HAYVANLAR GAZ ODALARINDA ÖLMEMELİ
◊ Hayvanlara, bilhassa köpeklere çok yardım ediyorsunuz. Nasıl gidiyor yaptığınız çalışmalar?
– Bu soru için teşekkürler. Annem ve ben bu yardımları yapabildiğimiz için hakikaten gurur duyuyoruz. Utah’ta “Nuzzles” isminde mahallî bir kümeyle ortak olduk. İnanılmaz işler yapıyorlar. Vakfımız bu salgın sırasında işini kaybeden ve maddi ıstırap çeken ve geçimlerini sağlayamadıkları için hayvanlarını besleyemeyecek olan ailelere üç ton yiyecek sağladı.
Geçen sene sekiz farklı barınakta istenmeyen hayvanlara ötenazi yapmak için gaz odaları kullandıklarını öğrendim.

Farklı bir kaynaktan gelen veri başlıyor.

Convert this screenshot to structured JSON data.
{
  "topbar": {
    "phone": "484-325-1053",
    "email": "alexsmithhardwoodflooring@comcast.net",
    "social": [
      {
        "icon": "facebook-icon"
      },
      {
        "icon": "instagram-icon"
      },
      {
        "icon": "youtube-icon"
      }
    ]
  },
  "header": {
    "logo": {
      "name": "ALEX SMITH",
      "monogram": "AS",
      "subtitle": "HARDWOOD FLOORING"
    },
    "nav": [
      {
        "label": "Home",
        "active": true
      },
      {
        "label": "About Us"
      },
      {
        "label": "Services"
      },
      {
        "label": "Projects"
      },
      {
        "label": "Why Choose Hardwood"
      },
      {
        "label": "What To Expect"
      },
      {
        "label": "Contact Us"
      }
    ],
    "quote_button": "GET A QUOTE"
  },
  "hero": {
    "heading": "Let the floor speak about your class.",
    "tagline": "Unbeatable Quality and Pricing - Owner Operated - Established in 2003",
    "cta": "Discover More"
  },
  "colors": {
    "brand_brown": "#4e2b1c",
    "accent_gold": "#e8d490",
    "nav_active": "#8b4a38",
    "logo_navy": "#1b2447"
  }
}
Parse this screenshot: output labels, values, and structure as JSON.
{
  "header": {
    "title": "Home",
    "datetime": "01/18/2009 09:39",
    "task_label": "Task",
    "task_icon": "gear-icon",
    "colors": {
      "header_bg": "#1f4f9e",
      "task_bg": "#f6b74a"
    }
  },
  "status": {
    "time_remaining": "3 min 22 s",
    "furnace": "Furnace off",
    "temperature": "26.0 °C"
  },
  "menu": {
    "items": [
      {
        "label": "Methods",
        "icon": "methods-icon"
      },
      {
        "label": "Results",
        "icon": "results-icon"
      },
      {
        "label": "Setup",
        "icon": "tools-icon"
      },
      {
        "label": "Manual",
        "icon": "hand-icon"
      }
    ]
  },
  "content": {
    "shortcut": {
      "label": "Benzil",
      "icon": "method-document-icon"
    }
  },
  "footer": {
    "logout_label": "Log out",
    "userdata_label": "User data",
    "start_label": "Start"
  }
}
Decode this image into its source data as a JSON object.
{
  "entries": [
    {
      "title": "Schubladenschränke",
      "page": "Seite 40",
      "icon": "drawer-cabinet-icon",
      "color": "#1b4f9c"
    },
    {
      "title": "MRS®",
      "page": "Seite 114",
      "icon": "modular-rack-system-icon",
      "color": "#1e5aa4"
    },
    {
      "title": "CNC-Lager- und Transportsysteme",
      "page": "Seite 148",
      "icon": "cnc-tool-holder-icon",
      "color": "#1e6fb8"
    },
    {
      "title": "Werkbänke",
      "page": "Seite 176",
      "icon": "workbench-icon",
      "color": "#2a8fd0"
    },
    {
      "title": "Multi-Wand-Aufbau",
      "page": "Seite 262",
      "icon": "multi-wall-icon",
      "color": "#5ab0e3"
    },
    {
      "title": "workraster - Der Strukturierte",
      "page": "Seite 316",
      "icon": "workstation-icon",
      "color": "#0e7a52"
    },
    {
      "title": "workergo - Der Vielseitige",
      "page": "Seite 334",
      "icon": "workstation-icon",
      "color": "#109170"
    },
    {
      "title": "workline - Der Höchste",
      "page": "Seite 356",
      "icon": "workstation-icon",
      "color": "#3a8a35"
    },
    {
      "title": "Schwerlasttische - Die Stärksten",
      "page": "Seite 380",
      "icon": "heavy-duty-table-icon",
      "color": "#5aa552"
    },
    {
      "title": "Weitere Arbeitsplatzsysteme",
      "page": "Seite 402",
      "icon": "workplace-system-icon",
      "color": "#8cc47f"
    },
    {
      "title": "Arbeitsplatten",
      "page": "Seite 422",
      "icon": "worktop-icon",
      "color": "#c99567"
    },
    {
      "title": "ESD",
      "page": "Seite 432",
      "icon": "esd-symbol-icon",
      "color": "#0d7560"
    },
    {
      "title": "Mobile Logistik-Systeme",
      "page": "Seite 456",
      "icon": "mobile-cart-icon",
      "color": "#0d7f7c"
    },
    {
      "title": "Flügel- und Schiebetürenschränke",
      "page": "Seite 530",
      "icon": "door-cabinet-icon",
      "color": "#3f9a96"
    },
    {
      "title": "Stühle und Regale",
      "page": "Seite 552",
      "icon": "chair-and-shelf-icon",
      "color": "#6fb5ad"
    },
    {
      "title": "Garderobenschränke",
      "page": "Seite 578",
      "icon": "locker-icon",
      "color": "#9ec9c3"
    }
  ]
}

Ölmek için nitekim müthiş, ürkütücü ve acı verici bir yol. O gaz odalarını bu ülkeden silmeye kararlıyım. Bu ülkede gaz odalarını dört eyalette hala kullanıyorlar. Bir seri katile bunu yapmıyoruz, bir çocuk tecavüzcüsüne yapmıyoruz, bu insanları bu formda öldürmüyoruz, neden saf hayvanları öldürelim? Doğdukları ve istenmeyen oldukları için mi? Kabul edilemez.
YALNIZ KALMAK İÇİN KENDİME ODA YAPTIM
◊ Üç çocukla pandemiyi nasıl geçirdiniz?
– Epeyce kaotikti… Anne olduğumdan beri birinci kere tam bir yıl boyunca konutta çocuklarımla birlikte kalabildim. Çocuklarımın ritmini ve muhakkak davranışlarını daha âlâ anlamaya başladım. Onları artık daha âlâ yönetim ediyorum. Pandeminin birinci 3-4 ayında kızlara özgürlük verdim. Oyunlar oynayabilirsiniz ya da hipnotize robotlar üzere bilgisayarlarınızın başında durabilirsiniz dedim… Sonra bunun akla yatkın olmadığını anlamaya başladım. Meskene daha fazla dahil olmaları gerekiyordu. Ama sonunda kendime bir sanat stüdyosu inşa etmem gerekti ki yalnız olabileyim, biraz yalnız kalabileyim!
ARADIĞIM HER ŞEY BU KISSADA VARDI
◊ Sizi en son “Firefly Lane”de izledik. Dizinin birebir vakitte yapımcılığını üstlendiniz. Proje size nasıl geldi?
– Toronto’da “Suits”i çekiyordum. Son dönemdi ve çekilecek yalnızca birkaç kısmımız kalmıştı. Sonra ne yapacağımdan emin değildim. Yankı uyandıran, beni hakikaten duygulandıran ve güldüren, ağlatabilen ve derinden insani hissettiren çeşitten bir öykü aradığımı biliyordum. Senaryo geldi. Aradığım her şey bu kıssada vardı.